When I signed in with my periodontal faculty to scale and debride her teeth, my faculty member actually told me she was jealous that I got to scrape and blast all of that sh*t off. It was like using a wrecking ball with so much junk coming off those teeth.”
“My mum said her boss found a tomato plant growing under a patients dentures that they never removed for three months…”
Spontaneously Shedding Teeth
“An old depressed man once had so much calculi (is that the English term? The impacted hard-as-f*ck white stuff) that it covered his teeth entirely. Removing that caused two teeth to fall spontaneously because there was no more tissue to hold them.”
Fill In The Blanks
“[I am a] dental assistant. The hygienist once pulled out what looked like a pubic hair from between a patient’s teeth. We just looked at each other and said nothing.”
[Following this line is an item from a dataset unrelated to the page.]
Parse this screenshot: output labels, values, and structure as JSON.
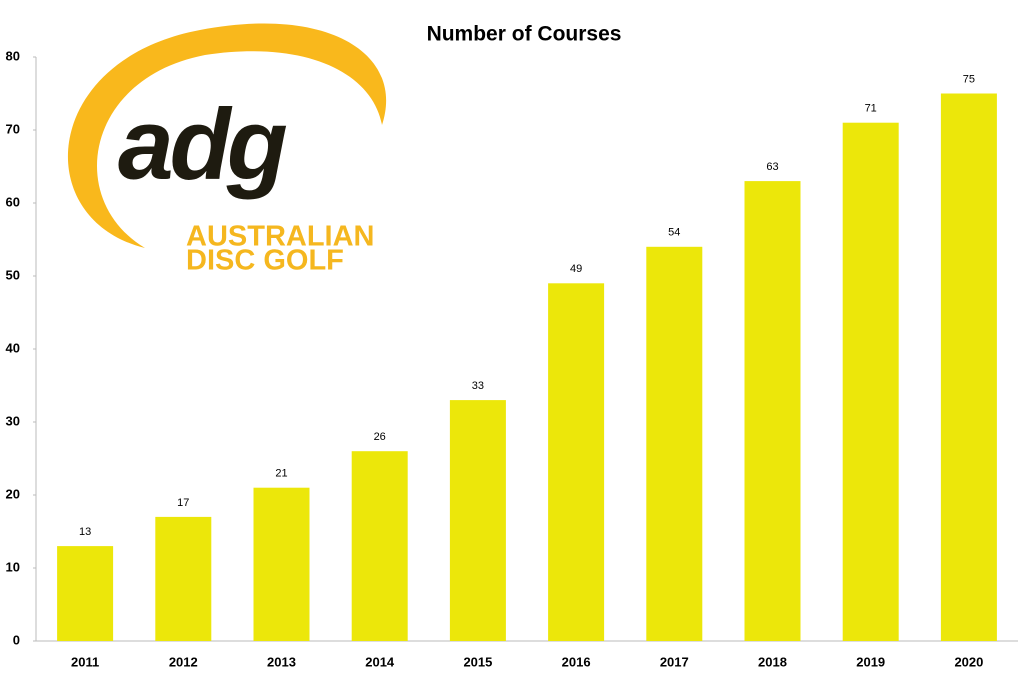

Another Reason Not To Chew Tobacco
“I always warn patients [to not smoke] after extractions (any surgery actually), explaining the increased risk of dry socket (osteomyelitis). In fact my standard admonition is, ‘If you get dry socket after smoking and return looking for sympathy I’ll hand you a dictionary and you can find it between sh*t and syphilis.’
One day a smoker returned with a dry socket, swearing that he had not smoked as per directions. His significant other backed him up. After numbing him and during the debridement of the socket, I removed a chunk of vegetable matter which he identified as chewing tobacco. Now, my post-op instructions include restricting chew.”
The Black Thing
“Had a patient show up with [a black thing in his mouth]. It didn’t strike me as that gross, but my assistant was dry heaving as we removed it…
The black thing… is an organizing thrombus (essentially a blood clot that keeps growing). The patient had a tooth removed a few days prior, and came back to the clinic because this thing had grown from the tooth socket over a period of four-five days. Completely painless and benign, if a bit unsightly.”